Comment s'étonner qu'au milieu de tout cela, la douleur s'amplifie en gagnant du terrain dans mon corps, en s'intenfiant, autour du foie et de l'épaule, foyer originel de la rédicive osseuse. Les mouvements respiratoires deviennent très douloureux, je suis aussi très fatiguée. Comme j'ai très peur de la dangerosité des médicaments sur l'état de mon foie et que ma situation médicale change vite, j'ai du mal à trouver des réponses thérapeutiques. Chaque fois, la dernière consultation médicale, me semble plus ou moins dépassée par l'évolution de mon état.
De manière générale, j'ai du mal à utiliser toujours plus de morphine, et par manque de chance, le produit prescrit était en rupture de stock à la pharmacie.

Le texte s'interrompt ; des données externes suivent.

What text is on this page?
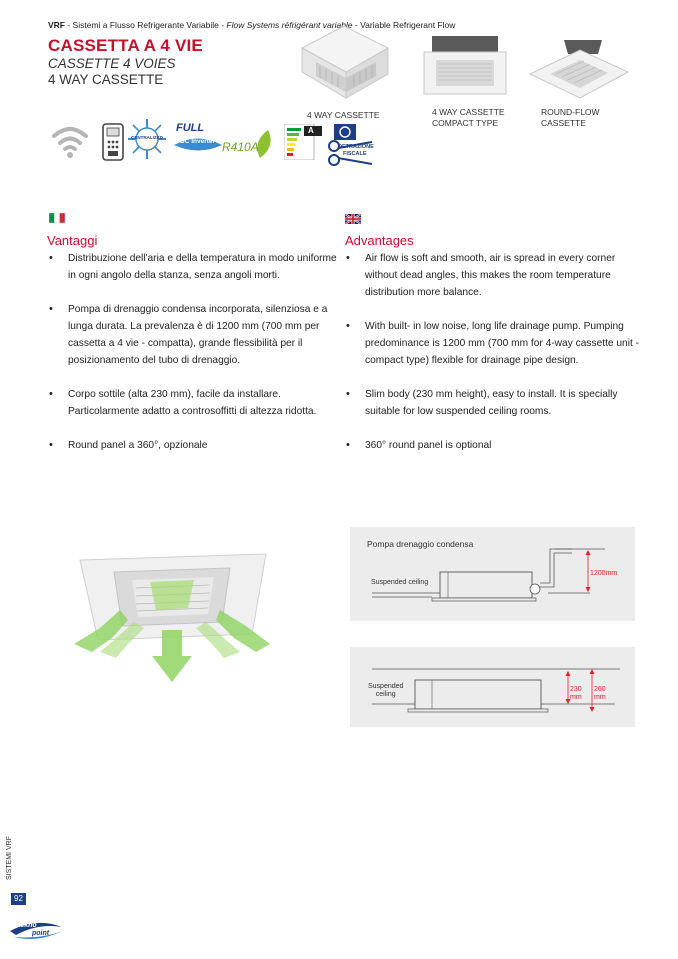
VRF - Sistemi a Flusso Refrigerante Variabile - Flow Systems réfrigérant variable - Variable Refrigerant Flow
CASSETTA A 4 VIE
CASSETTE 4 VOIES
4 WAY CASSETTE
4 WAY CASSETTE	4 WAY CASSETTE
COMPACT TYPE
ROUND-FLOW
CASSETTE
CENTRALIZED
FULL
DC Inverter R410A
A
DETRAZIONE
FISCALE
Vantaggi	Advantages
• Distribuzione dell'aria e della temperatura in modo uniforme in ogni angolo della stanza, senza angoli morti.
• Pompa di drenaggio condensa incorporata, silenziosa e a lunga durata. La prevalenza è di 1200 mm (700 mm per cassetta a 4 vie - compatta), grande flessibilità per il posizionamento del tubo di drenaggio.
• Corpo sottile (alta 230 mm), facile da installare. Particolarmente adatto a controsoffitti di altezza ridotta.
• Round panel a 360°, opzionale
• Air flow is soft and smooth, air is spread in every corner without dead angles, this makes the room temperature distribution more balance.
• With built- in low noise, long life drainage pump. Pumping predominance is 1200 mm (700 mm for 4-way cassette unit - compact type) flexible for drainage pipe design.
• Slim body (230 mm height), easy to install. It is specially suitable for low suspended ceiling rooms.
• 360° round panel is optional
Pompa drenaggio condensa
Suspended ceiling
1200mm
Suspended
ceiling
230
mm
260
mm
SISTEMI VRF
92
tekno
point
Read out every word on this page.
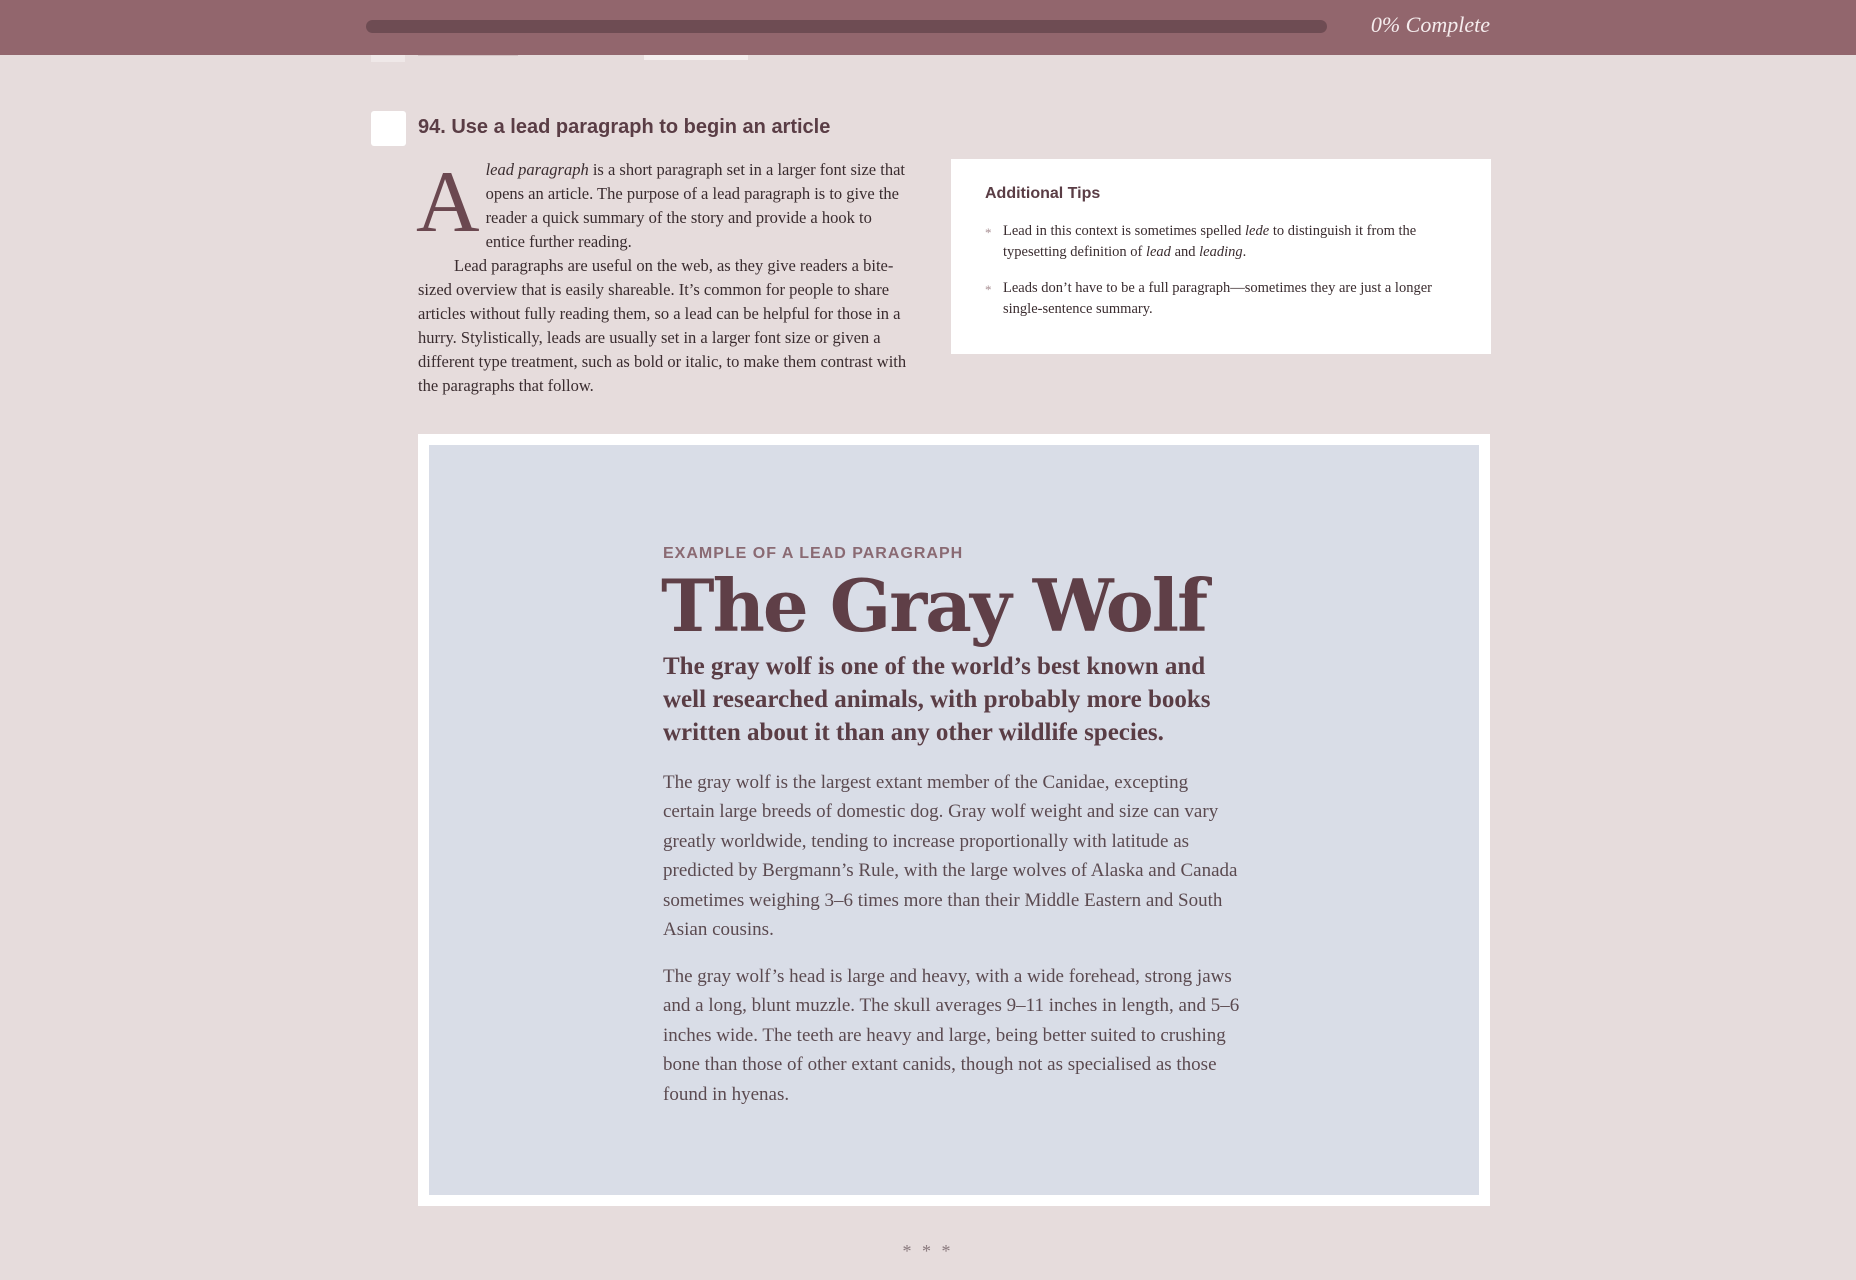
0% Complete
94. Use a lead paragraph to begin an article

Alead paragraph is a short paragraph set in a larger font size that opens an article. The purpose of a lead paragraph is to give the reader a quick summary of the story and provide a hook to entice further reading.

Lead paragraphs are useful on the web, as they give readers a bite-sized overview that is easily shareable. It’s common for people to share articles without fully reading them, so a lead can be helpful for those in a hurry. Stylistically, leads are usually set in a larger font size or given a different type treatment, such as bold or italic, to make them contrast with the paragraphs that follow.

Additional Tips
* Lead in this context is sometimes spelled lede to distinguish it from the typesetting definition of lead and leading.
* Leads don’t have to be a full paragraph—sometimes they are just a longer single-sentence summary.
EXAMPLE OF A LEAD PARAGRAPH
The Gray Wolf
The gray wolf is one of the world’s best known and well researched animals, with probably more books written about it than any other wildlife species.
The gray wolf is the largest extant member of the Canidae, excepting certain large breeds of domestic dog. Gray wolf weight and size can vary greatly worldwide, tending to increase proportionally with latitude as predicted by Bergmann’s Rule, with the large wolves of Alaska and Canada sometimes weighing 3–6 times more than their Middle Eastern and South Asian cousins.
The gray wolf’s head is large and heavy, with a wide forehead, strong jaws and a long, blunt muzzle. The skull averages 9–11 inches in length, and 5–6 inches wide. The teeth are heavy and large, being better suited to crushing bone than those of other extant canids, though not as specialised as those found in hyenas.
* * *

J'ai donc beaucoup souffert pendant deux jours, les positions habituelles de repos ne m'apportaient plus de réconfort, au contraire, certaines me faisaient encore plus souffrir. Et puis il y a la souffrance mentale : avec la douleur, j'ai la sensation de sentir la maladie s'amplifier dans mon corps, et ma durée de vie me semble se raccourcir d'autant.
En considération que je ressens fortement les signaux d'alarmes de mon corps qui s'allument partout, je me tranquilise un peu. J'en profite aussi pour avancer sur la façon d'envisager la finitude grâce aux discussions avec certains amis. Avec les rares qui le peuvent.
Après un coup de fil à mon hôpital de jour, j'ai fini par tenter de prendre ces comprimés de morphine, malgré ma peur qu'il me provoque de violentes nausées. J'ai enfin été soulagée de la douleur, sans être indisposée par les nausées, ce qui produit un immense soulagement. Je comprends maintenant la raison de la torture : la douleur annéantie l'être humain, corps et âme.
Pour les semaines à venir, c'est le déménagement (et les démarches administratives !) qui va être la priorité. Un déménagement, bien sûr, de princesse, vu mon état. Et d'ascète en même temps, vu que l'objectif est d'emmener le moins de choses possibles et de se débarasser de tout le reste.